If you are not fed a stream of nonsense, deep state means nothing to you. If you are steeped in QAnon, use of the term "deep state" is a sign that "you're one of us." You get it. It is like a random line from a song or video game or movie; meaningless to folks who are not a fan and a sign that "you're one of us!" to the folks who are. And Trump says "deep state" a lot.

Yesterday Trump was asked about QAnon. He said only positive, if vague things. A couple of people on my post about this are now arguing that he didn't really endorse QAnon. Technically they are right. (Trump didn't technically say Obama and Harris were constitutionally unqualified for office ... he just quoted "some people" as claiming they were born elsewhere. Repeatedly. Same with calling COVID a hoax or masks as useless or snake oil a sure cure for the pandemic.)

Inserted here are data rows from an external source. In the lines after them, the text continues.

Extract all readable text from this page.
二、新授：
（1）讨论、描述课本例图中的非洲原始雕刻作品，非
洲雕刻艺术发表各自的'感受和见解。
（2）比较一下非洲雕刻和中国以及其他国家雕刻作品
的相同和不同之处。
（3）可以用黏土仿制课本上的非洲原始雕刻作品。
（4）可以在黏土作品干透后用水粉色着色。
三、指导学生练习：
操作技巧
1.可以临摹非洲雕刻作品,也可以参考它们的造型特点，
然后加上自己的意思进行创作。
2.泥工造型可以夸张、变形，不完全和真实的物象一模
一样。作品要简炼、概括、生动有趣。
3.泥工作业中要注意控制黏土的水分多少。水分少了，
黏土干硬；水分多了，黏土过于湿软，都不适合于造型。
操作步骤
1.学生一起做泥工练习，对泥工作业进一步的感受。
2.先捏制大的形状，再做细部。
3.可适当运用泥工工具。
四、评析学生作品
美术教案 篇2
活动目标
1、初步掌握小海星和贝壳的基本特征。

You have to know that everyone has a different media diet to understand what they hear. One person is being fed continual QAnon nonsense about the "deep state" that is working against Trump. Another hears nothing about this. When Trump says, "Deep State," it just sounds like nonsense to the person whose feed isn't full of QAnon garbage but is confirmation of the veracity of QAnon to the folks who feed on it. Millions of people are fed a steady diet of conspiracies and told that credible sources are fake news. Trump regularly affirms to his fans that this world is the real one, the only one they can trust. And their feed is a daily confirmation of that.